Незнакомец широко и искренне улыбнулся (ну, точно – иностранец), немного повертел платок в пальцах, комично вздыхая и цокая языком, потом с притворным сожалением опустил в зев ближайшей урны. При этом еще и подмигнул, чтобы не осталось никаких сомнений в том, что это шутка, – она улыбнулась в ответ, на этот раз, кажется, искренне и вполне естественно, – подошел, протянул руку.
– Давайте знакомиться. Я – Стефан. – говорил он с легким, едва уловимым акцентом.
Подружки поочередно представились. Ане показалось, что ее руку он задержал немного дольше, и она уже принялась читать себе отповедь, полную желчи и сарказма, но в этот момент натолкнулась на взгляд Стефана. Участие, ирония сменились в нем интересом, чем-то еще, неуловимым, непонятным и от этого еще более притягательным; отповедь развалилась, оставив после себя смятение, сомнения, тревогу. Сердце сжалось, провалилось куда-то, – немедленно, сию же секунду бежать отсюда, спрятаться, отрешиться, забыть!
Она повернулась к Тоньке, но та (ох, уж эта Тонька!) уже завела с этим Стефаном светский разговор. Ну да, noblesse oblige, законы гостеприимства. Нет, надо все это немедленно прекратить, остановить!
Аня прислушалась к разговору.
– У вас неприятности? – вежливо осведомлялся Стефан.
– Да вот, – отвечала Тонька, входя в роль, по привычке шмыгая носом, – на гопников нарвались…
Стефан растерянно улыбнулся.
– На кого? На кого-кого?
Тревога кольнула резко, неприятно, подхлестнула – бежать, бежать скорее! Аня громко закашлялась – ну, да! вот так пошло, примитивно!
– Деньги у нас украли. – она бросила выразительно-хмурый взгляд подружке – у той в глазах недоумение, растерянность. – Домой пойдем.
Новый знакомый отреагировал мгновенно.
– У вас украли деньги? А почему вы не позовете милицию?
Они переглянулись, и Тонька уклончиво ответила:
– Не успели, – она повернулась к Ане, вздохнула (что ж, надо – так надо), поправила рюкзачок. – Ну что, пошли?
– Пошли, – Аня бросила прощальный взгляд в лицо очередной своей несостоявшейся любви (good bye, Стефан! – кажется, впервые она знает имя, – прогресс!), на тенистые аллеи, излучину реки, серебристо проблескивающую сквозь кружева листвы. Прощай день, прощайте, мечты, прощайте, надежды!
Страшно, просто безумно хотелось остаться, может быть, даже подружиться (хотя бы! – подружиться!) с этим приятным, улыбчивым парнем, но неведомая сила, горячее, запальчивое упрямство, еще черт знает, что тащили прочь, заставляли произносить вымученные, фальшивые слова.

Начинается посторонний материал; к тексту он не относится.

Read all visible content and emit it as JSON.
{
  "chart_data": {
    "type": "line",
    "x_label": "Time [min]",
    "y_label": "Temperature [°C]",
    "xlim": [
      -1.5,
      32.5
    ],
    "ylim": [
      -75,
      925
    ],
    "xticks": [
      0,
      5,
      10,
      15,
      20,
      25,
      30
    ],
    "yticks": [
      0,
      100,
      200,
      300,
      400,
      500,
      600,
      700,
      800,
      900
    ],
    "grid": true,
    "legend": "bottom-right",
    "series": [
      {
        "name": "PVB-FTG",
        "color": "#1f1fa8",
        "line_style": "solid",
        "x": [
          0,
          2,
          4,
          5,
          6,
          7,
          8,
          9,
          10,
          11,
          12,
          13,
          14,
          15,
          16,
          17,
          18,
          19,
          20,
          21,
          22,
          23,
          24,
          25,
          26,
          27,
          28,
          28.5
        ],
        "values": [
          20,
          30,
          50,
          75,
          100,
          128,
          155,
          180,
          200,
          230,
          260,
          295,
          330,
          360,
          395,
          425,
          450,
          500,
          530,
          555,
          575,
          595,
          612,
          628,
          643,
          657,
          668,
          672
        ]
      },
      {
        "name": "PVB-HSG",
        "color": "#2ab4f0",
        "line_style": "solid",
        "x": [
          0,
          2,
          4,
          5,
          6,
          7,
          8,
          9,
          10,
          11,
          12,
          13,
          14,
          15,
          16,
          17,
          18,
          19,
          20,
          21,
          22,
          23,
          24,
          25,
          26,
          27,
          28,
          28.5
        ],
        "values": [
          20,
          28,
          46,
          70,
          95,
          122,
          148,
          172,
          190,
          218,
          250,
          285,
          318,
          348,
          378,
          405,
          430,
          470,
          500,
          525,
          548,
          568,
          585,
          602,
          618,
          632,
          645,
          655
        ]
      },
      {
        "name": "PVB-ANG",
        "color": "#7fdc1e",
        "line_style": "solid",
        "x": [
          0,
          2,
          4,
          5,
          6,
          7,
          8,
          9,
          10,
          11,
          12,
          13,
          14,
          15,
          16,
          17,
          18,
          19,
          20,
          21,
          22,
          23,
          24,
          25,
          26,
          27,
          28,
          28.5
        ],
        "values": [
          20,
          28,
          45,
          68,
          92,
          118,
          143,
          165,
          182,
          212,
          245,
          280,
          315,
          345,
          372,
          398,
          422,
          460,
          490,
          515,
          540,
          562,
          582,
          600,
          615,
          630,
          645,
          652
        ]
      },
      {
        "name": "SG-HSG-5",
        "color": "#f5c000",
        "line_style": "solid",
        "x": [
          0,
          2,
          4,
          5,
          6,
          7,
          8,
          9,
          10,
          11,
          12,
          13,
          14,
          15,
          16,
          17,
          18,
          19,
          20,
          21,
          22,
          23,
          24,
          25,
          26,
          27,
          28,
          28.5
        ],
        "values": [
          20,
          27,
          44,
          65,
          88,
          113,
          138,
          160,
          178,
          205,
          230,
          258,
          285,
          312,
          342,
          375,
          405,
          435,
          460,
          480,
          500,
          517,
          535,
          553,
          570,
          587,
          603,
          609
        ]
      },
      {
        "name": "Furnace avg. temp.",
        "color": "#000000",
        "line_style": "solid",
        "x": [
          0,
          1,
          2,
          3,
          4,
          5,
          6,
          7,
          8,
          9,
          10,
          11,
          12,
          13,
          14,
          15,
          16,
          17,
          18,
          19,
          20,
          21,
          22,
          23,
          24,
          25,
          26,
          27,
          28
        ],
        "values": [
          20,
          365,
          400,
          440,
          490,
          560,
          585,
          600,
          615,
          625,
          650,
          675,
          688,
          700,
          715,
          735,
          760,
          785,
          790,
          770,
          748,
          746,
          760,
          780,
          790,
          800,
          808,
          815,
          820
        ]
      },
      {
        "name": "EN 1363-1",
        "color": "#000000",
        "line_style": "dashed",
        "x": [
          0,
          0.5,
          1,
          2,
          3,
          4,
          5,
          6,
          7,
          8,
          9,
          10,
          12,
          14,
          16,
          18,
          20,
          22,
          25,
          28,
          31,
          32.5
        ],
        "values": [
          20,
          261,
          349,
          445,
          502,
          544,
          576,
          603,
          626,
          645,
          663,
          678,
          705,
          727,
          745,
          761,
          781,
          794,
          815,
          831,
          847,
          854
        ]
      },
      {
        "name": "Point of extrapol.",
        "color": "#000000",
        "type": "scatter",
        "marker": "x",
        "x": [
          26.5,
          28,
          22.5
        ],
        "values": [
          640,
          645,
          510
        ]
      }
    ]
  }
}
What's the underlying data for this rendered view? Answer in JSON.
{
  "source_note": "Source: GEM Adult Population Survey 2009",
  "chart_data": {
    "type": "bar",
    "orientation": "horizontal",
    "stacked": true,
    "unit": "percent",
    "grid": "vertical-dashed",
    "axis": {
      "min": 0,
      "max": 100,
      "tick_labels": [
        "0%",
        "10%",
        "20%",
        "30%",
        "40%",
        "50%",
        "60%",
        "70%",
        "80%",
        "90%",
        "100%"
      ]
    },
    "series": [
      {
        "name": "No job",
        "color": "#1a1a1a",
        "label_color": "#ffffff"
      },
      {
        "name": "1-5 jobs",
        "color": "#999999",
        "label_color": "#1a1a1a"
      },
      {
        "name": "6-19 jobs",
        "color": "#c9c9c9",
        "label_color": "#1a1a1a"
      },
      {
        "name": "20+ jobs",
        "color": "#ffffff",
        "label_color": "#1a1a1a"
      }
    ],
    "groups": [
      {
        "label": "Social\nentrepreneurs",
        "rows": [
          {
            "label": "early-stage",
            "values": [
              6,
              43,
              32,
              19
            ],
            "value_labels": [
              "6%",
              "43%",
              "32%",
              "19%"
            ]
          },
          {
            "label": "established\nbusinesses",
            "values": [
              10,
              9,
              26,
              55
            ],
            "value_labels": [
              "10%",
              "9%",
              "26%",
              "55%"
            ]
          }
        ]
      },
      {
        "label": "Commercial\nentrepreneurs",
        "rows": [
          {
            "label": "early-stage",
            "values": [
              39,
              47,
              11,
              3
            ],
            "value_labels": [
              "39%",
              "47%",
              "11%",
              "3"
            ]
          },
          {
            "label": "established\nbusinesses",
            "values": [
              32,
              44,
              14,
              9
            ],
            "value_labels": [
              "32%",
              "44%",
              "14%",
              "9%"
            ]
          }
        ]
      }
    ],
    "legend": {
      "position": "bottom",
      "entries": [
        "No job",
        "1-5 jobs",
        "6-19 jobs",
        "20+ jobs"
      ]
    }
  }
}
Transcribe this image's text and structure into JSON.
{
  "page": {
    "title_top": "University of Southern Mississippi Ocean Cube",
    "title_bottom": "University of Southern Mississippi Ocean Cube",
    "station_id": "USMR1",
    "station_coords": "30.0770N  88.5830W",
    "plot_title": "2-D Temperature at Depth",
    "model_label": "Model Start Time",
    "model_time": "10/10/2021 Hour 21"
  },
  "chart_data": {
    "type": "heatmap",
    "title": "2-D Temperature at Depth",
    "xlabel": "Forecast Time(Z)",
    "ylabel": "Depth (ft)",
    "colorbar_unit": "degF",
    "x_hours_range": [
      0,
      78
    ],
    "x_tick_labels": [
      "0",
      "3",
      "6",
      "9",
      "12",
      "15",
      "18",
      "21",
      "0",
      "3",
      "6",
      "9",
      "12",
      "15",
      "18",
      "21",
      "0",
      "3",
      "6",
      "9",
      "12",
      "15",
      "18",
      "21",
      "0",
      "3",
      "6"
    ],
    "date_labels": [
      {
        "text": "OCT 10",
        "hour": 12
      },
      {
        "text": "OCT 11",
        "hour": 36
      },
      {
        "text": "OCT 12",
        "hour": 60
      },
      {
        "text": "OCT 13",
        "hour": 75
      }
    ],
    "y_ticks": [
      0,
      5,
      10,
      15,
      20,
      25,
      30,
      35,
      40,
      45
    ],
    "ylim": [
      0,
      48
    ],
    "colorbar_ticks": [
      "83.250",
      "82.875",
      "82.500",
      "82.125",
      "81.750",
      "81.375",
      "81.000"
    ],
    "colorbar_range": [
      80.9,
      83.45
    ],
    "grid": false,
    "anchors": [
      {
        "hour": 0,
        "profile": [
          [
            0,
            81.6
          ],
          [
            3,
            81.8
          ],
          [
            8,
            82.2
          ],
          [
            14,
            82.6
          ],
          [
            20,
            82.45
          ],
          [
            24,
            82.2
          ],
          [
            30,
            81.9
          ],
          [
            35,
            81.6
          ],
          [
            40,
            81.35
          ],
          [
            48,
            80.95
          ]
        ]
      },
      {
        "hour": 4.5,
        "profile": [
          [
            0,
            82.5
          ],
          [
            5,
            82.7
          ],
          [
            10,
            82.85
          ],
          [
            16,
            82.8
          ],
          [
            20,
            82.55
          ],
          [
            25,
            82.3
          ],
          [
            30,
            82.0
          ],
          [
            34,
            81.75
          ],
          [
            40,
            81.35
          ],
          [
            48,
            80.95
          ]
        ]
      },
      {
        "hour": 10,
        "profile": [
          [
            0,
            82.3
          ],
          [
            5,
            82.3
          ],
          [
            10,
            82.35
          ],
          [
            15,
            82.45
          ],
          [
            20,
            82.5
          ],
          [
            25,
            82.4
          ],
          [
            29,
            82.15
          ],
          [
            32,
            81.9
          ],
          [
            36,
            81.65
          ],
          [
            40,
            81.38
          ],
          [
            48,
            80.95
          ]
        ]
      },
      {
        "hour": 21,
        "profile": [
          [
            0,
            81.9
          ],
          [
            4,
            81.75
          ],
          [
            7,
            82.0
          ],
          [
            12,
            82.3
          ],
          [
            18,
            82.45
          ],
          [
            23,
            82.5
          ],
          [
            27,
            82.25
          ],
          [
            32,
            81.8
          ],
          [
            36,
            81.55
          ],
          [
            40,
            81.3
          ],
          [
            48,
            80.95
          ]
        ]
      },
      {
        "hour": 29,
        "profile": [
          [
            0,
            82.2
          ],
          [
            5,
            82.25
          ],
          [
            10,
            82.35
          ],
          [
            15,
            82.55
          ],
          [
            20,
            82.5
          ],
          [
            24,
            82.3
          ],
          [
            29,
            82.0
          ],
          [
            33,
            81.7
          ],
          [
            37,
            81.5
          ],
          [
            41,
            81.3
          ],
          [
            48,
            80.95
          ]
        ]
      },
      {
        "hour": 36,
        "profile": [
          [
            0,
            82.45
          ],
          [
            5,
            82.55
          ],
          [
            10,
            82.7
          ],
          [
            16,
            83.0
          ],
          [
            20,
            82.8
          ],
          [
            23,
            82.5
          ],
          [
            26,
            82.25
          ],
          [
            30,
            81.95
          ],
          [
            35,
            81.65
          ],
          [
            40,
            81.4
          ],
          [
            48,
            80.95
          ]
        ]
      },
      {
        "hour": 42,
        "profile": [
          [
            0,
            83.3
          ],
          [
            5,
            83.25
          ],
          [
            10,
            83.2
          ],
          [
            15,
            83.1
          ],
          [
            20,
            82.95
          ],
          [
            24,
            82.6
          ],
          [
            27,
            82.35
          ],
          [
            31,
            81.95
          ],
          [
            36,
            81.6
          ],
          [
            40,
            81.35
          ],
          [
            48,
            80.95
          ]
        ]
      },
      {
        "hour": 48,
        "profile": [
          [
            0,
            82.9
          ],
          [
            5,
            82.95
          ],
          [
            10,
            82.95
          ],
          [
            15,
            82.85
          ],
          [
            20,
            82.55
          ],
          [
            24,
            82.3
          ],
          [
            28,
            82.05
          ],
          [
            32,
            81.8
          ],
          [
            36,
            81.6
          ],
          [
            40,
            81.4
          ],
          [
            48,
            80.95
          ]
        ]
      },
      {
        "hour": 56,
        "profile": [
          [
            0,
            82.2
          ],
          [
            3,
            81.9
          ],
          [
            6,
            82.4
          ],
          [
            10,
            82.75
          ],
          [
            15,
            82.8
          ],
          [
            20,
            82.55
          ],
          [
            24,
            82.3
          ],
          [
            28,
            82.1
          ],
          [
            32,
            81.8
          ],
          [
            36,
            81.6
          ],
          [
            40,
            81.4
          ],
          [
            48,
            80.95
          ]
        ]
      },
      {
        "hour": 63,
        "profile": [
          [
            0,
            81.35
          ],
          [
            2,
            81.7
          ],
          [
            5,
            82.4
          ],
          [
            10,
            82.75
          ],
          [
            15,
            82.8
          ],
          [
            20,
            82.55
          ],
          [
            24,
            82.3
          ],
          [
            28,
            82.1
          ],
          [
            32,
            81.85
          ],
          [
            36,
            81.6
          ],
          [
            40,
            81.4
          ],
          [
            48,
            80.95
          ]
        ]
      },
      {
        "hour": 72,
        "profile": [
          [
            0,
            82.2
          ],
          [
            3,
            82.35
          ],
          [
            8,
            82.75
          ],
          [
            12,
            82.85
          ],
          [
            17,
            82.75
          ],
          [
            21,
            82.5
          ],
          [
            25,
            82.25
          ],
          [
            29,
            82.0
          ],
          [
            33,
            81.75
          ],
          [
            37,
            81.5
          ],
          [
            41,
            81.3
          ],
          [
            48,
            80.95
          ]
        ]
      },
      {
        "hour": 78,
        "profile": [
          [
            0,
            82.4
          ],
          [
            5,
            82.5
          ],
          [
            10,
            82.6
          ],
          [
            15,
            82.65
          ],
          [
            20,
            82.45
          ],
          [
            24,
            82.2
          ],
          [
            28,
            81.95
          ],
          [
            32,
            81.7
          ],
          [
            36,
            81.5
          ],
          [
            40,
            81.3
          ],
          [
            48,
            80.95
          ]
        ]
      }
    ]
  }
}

И мысли, вдруг подчинившиеся этой силе, тоже стали выплетать узоры убеждений, кривенькие, натужные: что здесь делать дальше без денег, без настроения? смотреть, как другие отдыхают? «Мы чужие на этом празднике жизни»…
Свинцовой тяжестью ухнуло в душу отвратительное воспоминание, расползлись темной лужей обида, горечь, брезгливость, – шуткой, забавным приключением происшедшее никак не представишь. Это сейчас Тонька бравирует, прячется в эйфории нечаянного развлечения. Долго, долго еще им с ней будет стыдно смотреть друг дружке в глаза; придется забывать, прятать сегодняшний день куда-нибудь далеко, туда, где он постепенно забудется, выцветет, затянется плацентой новой памяти. И впереди – вполне предсказуемое объяснение с мамой, объяснение, которому она предпочла бы любое наказание, любое мучение. Объяснение! Целая процедура, пыточный ритуал, с влезанием в душу, разоблачением позорной подноготной ее проступка, после которого мама непременно разразится монологом о том, как трудно ей жить в обстановке «нелюбви и отсутствия элементарного понимания», с последующими слезами, обвинениями и принятием лошадиных доз успокоительного.